Corporate English is used in business, government, academia and the school system. Even unions use corporate English in contracts and other legal affairs. It is language that can keep people out. When union staff use corporate English with workers, they mark themselves as one of "them" and not one of "us."
Corporate English can be used to reinforce control. Verbal overkill works to put people in their place.
Corporate English obscures reality by excluding people. Passive verbs are consistently used, and the subjects of actions are not identified (as in this sentence). Corporate English commonly portrays economic processes as if they just happen, independent of people. "Tuition fees are going up," instead of "The school is charging students more money for courses." Or, "Interest rates may climb again" instead of "The banks will charge you more for a loan."

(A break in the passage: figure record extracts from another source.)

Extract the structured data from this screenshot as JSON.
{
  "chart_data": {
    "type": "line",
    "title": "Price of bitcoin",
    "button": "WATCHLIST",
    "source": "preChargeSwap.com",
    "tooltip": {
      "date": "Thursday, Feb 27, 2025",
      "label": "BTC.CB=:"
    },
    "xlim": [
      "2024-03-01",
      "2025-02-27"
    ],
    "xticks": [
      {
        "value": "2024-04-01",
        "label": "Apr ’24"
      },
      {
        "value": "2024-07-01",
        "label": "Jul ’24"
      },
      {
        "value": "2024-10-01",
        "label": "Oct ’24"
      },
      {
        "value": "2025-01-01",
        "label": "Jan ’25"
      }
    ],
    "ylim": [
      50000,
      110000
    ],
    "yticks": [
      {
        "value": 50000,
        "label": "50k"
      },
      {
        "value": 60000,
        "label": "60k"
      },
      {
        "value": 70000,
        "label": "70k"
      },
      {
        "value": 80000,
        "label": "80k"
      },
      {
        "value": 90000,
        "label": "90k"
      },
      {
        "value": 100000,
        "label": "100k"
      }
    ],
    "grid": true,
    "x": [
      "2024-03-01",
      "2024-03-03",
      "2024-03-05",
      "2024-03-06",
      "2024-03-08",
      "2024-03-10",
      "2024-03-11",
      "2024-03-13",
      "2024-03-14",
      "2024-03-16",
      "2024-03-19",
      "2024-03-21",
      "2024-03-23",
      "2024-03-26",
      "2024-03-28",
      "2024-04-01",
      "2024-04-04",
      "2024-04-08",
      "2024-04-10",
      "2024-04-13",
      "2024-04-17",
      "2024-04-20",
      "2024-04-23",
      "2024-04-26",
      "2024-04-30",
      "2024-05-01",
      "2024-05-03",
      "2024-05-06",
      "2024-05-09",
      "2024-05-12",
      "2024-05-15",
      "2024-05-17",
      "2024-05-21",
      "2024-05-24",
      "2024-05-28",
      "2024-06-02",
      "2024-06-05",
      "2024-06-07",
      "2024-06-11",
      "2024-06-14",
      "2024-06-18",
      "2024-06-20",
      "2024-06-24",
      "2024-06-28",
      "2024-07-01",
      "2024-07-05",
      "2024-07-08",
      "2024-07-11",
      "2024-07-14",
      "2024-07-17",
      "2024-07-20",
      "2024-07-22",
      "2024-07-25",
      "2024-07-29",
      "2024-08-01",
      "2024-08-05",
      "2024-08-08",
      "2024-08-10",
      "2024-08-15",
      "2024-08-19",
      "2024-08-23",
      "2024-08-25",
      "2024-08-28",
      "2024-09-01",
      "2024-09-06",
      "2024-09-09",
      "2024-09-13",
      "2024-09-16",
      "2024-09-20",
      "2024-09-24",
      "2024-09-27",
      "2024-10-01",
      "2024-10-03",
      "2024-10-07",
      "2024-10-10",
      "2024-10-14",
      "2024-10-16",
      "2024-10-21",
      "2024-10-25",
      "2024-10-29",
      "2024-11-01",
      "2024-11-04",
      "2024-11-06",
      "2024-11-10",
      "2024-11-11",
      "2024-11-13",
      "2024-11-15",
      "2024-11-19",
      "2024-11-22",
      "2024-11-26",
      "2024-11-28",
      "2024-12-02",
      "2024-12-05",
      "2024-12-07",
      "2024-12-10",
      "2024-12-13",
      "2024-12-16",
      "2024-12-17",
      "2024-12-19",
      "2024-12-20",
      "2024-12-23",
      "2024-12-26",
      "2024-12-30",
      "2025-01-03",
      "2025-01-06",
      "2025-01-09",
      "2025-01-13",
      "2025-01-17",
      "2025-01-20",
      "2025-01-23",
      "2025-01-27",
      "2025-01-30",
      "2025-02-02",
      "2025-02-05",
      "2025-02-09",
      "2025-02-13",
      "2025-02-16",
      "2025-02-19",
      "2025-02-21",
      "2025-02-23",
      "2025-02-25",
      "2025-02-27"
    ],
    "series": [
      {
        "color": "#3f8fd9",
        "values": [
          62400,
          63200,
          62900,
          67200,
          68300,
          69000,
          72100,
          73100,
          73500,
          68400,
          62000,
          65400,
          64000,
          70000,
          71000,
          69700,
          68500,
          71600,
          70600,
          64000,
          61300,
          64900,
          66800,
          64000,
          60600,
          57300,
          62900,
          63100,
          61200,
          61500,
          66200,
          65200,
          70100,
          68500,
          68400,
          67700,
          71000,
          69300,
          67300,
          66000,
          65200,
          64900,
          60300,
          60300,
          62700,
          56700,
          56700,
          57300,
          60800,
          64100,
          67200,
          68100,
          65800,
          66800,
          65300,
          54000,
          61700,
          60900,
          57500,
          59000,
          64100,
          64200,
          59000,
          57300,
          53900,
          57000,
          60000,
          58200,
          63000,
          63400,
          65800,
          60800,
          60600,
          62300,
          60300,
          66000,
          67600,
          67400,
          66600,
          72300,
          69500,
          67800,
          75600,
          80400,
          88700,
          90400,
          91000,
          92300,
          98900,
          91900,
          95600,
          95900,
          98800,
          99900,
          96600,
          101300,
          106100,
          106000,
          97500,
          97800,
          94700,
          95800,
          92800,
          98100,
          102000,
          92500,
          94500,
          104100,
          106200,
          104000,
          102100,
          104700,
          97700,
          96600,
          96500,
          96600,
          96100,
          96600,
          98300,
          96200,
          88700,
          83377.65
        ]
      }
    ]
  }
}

In these ways writers can avoid saying who is responsible for actions.
This means no one can be called to account for them. The human experience and consequences are left out. An "escalating inflation rate" or "pension de-indexing" does not conjure up an image of people lining up at food banks.
So, corporate English can leave people out. But it also draws people in. Although it comes from dominant organizations, elements of it become part of everybody's language.
For example, when people use the word "restraint" to describe a government that's cutting social service budgets, they mouth the government's line, perhaps in spite of themselves. In this way, corporate English can come to control the content of our thought and speech.